5. The Big Bucket Big Bash

The Australia team used to appear in adverts for healthy breakfast cereal Weet-Bix, but these days it’s KFC who are all over Aussie cricket like a tasty breadcrumb coating on a leg of greasy bird. They are, according to their website: “The official restaurant of Australian cricket”. We live in strange times. Channel Nine coverage of the Big Bash often sees the commentators singing the Colonel’s praises during play, and they have offered to reward the winner of the KFC Classic Catches Competition with “a year’s supply of KFC.”

Stuart MacGill once refused to appear in a KFC advert as part of his Cricket Australia contract, pointing to hypocrisy after he was told by the management that he needed to lose weight. “Cricket Australia and KFC would say they’re promoting a healthy lifestyle,” he said, “but it’s tripe.” Not strictly true, Stu, but we get where you’re coming from.

4. Bobbies’ buffet

The India-Pakistan rivalry has produced plenty of victims over the years, but in the run-up to the nations’ cricket teams meeting in the 2011 World Cup, there were two unlikely beneficiaries. Assistant sub-inspector Rakesh Rasella and sub-inspector Ramphal of the Chandigarh police enjoyed three lavish meals a day at the luxury Taj hotel in Chandigarh to check for poisoning, in case of sabotage of the players’ preparations. Rasella told the Times of India: “I have tasted more than 18 different dishes before they were consumed by cricketers and I hadn’t eaten many of them ever (before).” They serve more than just doughnuts at the Taj Hotel…

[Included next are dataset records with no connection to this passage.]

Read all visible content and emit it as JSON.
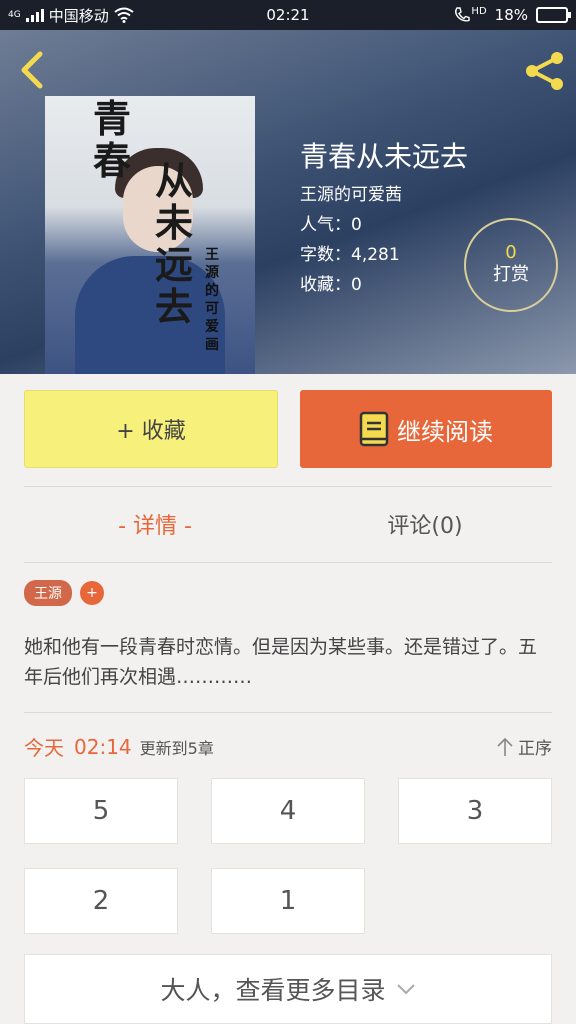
{
  "status_bar": {
    "network": "4G",
    "carrier": "中国移动",
    "time": "02:21",
    "hd": "HD",
    "battery": "18%",
    "battery_level": 0.18
  },
  "book": {
    "cover_title_line1": "青春",
    "cover_title_line2": "从未远去",
    "cover_author": "王源的可爱画",
    "title": "青春从未远去",
    "author": "王源的可爱茜",
    "popularity": "人气：0",
    "word_count": "字数：4,281",
    "favorites": "收藏：0"
  },
  "tip": {
    "count": "0",
    "label": "打赏"
  },
  "actions": {
    "collect_label": "+ 收藏",
    "read_label": "继续阅读"
  },
  "tabs": {
    "details": "- 详情 -",
    "comments": "评论(0)"
  },
  "tags": {
    "tag1": "王源",
    "add": "+"
  },
  "synopsis": "她和他有一段青春时恋情。但是因为某些事。还是错过了。五年后他们再次相遇…………",
  "update": {
    "day": "今天",
    "time": "02:14",
    "text": "更新到5章",
    "sort_label": "正序"
  },
  "chapters": [
    "5",
    "4",
    "3",
    "2",
    "1"
  ],
  "more_label": "大人，查看更多目录",
  "colors": {
    "accent": "#e8673a",
    "collect_bg": "#f7f17c",
    "tip_number": "#f3da4f"
  }
}
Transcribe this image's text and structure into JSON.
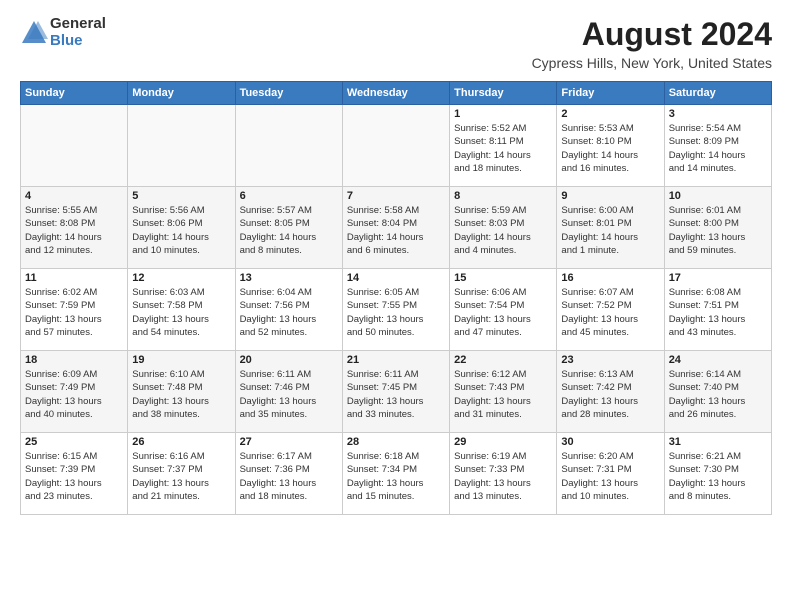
{
  "header": {
    "logo_general": "General",
    "logo_blue": "Blue",
    "month_year": "August 2024",
    "location": "Cypress Hills, New York, United States"
  },
  "days_of_week": [
    "Sunday",
    "Monday",
    "Tuesday",
    "Wednesday",
    "Thursday",
    "Friday",
    "Saturday"
  ],
  "weeks": [
    [
      {
        "day": "",
        "info": ""
      },
      {
        "day": "",
        "info": ""
      },
      {
        "day": "",
        "info": ""
      },
      {
        "day": "",
        "info": ""
      },
      {
        "day": "1",
        "info": "Sunrise: 5:52 AM\nSunset: 8:11 PM\nDaylight: 14 hours\nand 18 minutes."
      },
      {
        "day": "2",
        "info": "Sunrise: 5:53 AM\nSunset: 8:10 PM\nDaylight: 14 hours\nand 16 minutes."
      },
      {
        "day": "3",
        "info": "Sunrise: 5:54 AM\nSunset: 8:09 PM\nDaylight: 14 hours\nand 14 minutes."
      }
    ],
    [
      {
        "day": "4",
        "info": "Sunrise: 5:55 AM\nSunset: 8:08 PM\nDaylight: 14 hours\nand 12 minutes."
      },
      {
        "day": "5",
        "info": "Sunrise: 5:56 AM\nSunset: 8:06 PM\nDaylight: 14 hours\nand 10 minutes."
      },
      {
        "day": "6",
        "info": "Sunrise: 5:57 AM\nSunset: 8:05 PM\nDaylight: 14 hours\nand 8 minutes."
      },
      {
        "day": "7",
        "info": "Sunrise: 5:58 AM\nSunset: 8:04 PM\nDaylight: 14 hours\nand 6 minutes."
      },
      {
        "day": "8",
        "info": "Sunrise: 5:59 AM\nSunset: 8:03 PM\nDaylight: 14 hours\nand 4 minutes."
      },
      {
        "day": "9",
        "info": "Sunrise: 6:00 AM\nSunset: 8:01 PM\nDaylight: 14 hours\nand 1 minute."
      },
      {
        "day": "10",
        "info": "Sunrise: 6:01 AM\nSunset: 8:00 PM\nDaylight: 13 hours\nand 59 minutes."
      }
    ],
    [
      {
        "day": "11",
        "info": "Sunrise: 6:02 AM\nSunset: 7:59 PM\nDaylight: 13 hours\nand 57 minutes."
      },
      {
        "day": "12",
        "info": "Sunrise: 6:03 AM\nSunset: 7:58 PM\nDaylight: 13 hours\nand 54 minutes."
      },
      {
        "day": "13",
        "info": "Sunrise: 6:04 AM\nSunset: 7:56 PM\nDaylight: 13 hours\nand 52 minutes."
      },
      {
        "day": "14",
        "info": "Sunrise: 6:05 AM\nSunset: 7:55 PM\nDaylight: 13 hours\nand 50 minutes."
      },
      {
        "day": "15",
        "info": "Sunrise: 6:06 AM\nSunset: 7:54 PM\nDaylight: 13 hours\nand 47 minutes."
      },
      {
        "day": "16",
        "info": "Sunrise: 6:07 AM\nSunset: 7:52 PM\nDaylight: 13 hours\nand 45 minutes."
      },
      {
        "day": "17",
        "info": "Sunrise: 6:08 AM\nSunset: 7:51 PM\nDaylight: 13 hours\nand 43 minutes."
      }
    ],
    [
      {
        "day": "18",
        "info": "Sunrise: 6:09 AM\nSunset: 7:49 PM\nDaylight: 13 hours\nand 40 minutes."
      },
      {
        "day": "19",
        "info": "Sunrise: 6:10 AM\nSunset: 7:48 PM\nDaylight: 13 hours\nand 38 minutes."
      },
      {
        "day": "20",
        "info": "Sunrise: 6:11 AM\nSunset: 7:46 PM\nDaylight: 13 hours\nand 35 minutes."
      },
      {
        "day": "21",
        "info": "Sunrise: 6:11 AM\nSunset: 7:45 PM\nDaylight: 13 hours\nand 33 minutes."
      },
      {
        "day": "22",
        "info": "Sunrise: 6:12 AM\nSunset: 7:43 PM\nDaylight: 13 hours\nand 31 minutes."
      },
      {
        "day": "23",
        "info": "Sunrise: 6:13 AM\nSunset: 7:42 PM\nDaylight: 13 hours\nand 28 minutes."
      },
      {
        "day": "24",
        "info": "Sunrise: 6:14 AM\nSunset: 7:40 PM\nDaylight: 13 hours\nand 26 minutes."
      }
    ],
    [
      {
        "day": "25",
        "info": "Sunrise: 6:15 AM\nSunset: 7:39 PM\nDaylight: 13 hours\nand 23 minutes."
      },
      {
        "day": "26",
        "info": "Sunrise: 6:16 AM\nSunset: 7:37 PM\nDaylight: 13 hours\nand 21 minutes."
      },
      {
        "day": "27",
        "info": "Sunrise: 6:17 AM\nSunset: 7:36 PM\nDaylight: 13 hours\nand 18 minutes."
      },
      {
        "day": "28",
        "info": "Sunrise: 6:18 AM\nSunset: 7:34 PM\nDaylight: 13 hours\nand 15 minutes."
      },
      {
        "day": "29",
        "info": "Sunrise: 6:19 AM\nSunset: 7:33 PM\nDaylight: 13 hours\nand 13 minutes."
      },
      {
        "day": "30",
        "info": "Sunrise: 6:20 AM\nSunset: 7:31 PM\nDaylight: 13 hours\nand 10 minutes."
      },
      {
        "day": "31",
        "info": "Sunrise: 6:21 AM\nSunset: 7:30 PM\nDaylight: 13 hours\nand 8 minutes."
      }
    ]
  ]
}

3. Goughie’s cookery school

Ever the modern man, in 2010 Darren Gough launched an online cookery school for men in the run-up to Christmas called Give The Bird A Break, which, he assured us at the time, “is a great name.” He explained: “What I’ve done is show men how easy it is to cook good meat and give the other half a break. While they’re out shopping and doing the wrapping we should be in the kitchen with a pinny on.” Dazzling stuff .

2. The Russell Diet

The canine keeper was an oddity in a number of ways, particularly his eating habits. His lunch on match days consisted of two Weetabix soaked in milk for exactly 12 minutes (he got the 12th man to pour the milk eight minutes before he came off the field.) Teammates say he drank upwards of 20 cups of tea over the course of a Test match, using the same tea bag, which he would hang on a nail in the dressing room between brews. Although Russell’s favourite dinner was mashed potato, baked beans and HB sauce, Angus Fraser recalls that, on the 1994/95 tour to Australia, the bushy-lipped gloveman went to the same Chinese restaurant every evening, and asked for “chicken and cashew nuts”, with the small amendment that the cashew nuts be taken out. Fruit cake, anyone?

1. At home with Beefy and Lamby

As meatily built as they were meatily named (or nicknamed), Ian Botham and Allan Lamb’s long-haired, moustachioed cartoon faces filled our TV screens when they starred in those ads for quality-assured meat a few years ago. In one, with Lamb cooking a leg of, well, lamb, Botham polished a red onion on his trousers before adding it to the roasting tray. Not comedy gold, but let’s face it, the cartoon Beefy and Lamby knocking around their shared fictional home – in full whites and pads – indulging in repartee over a roast dinner, while Blowers does the voiceover… You can’t buy that kind of magic.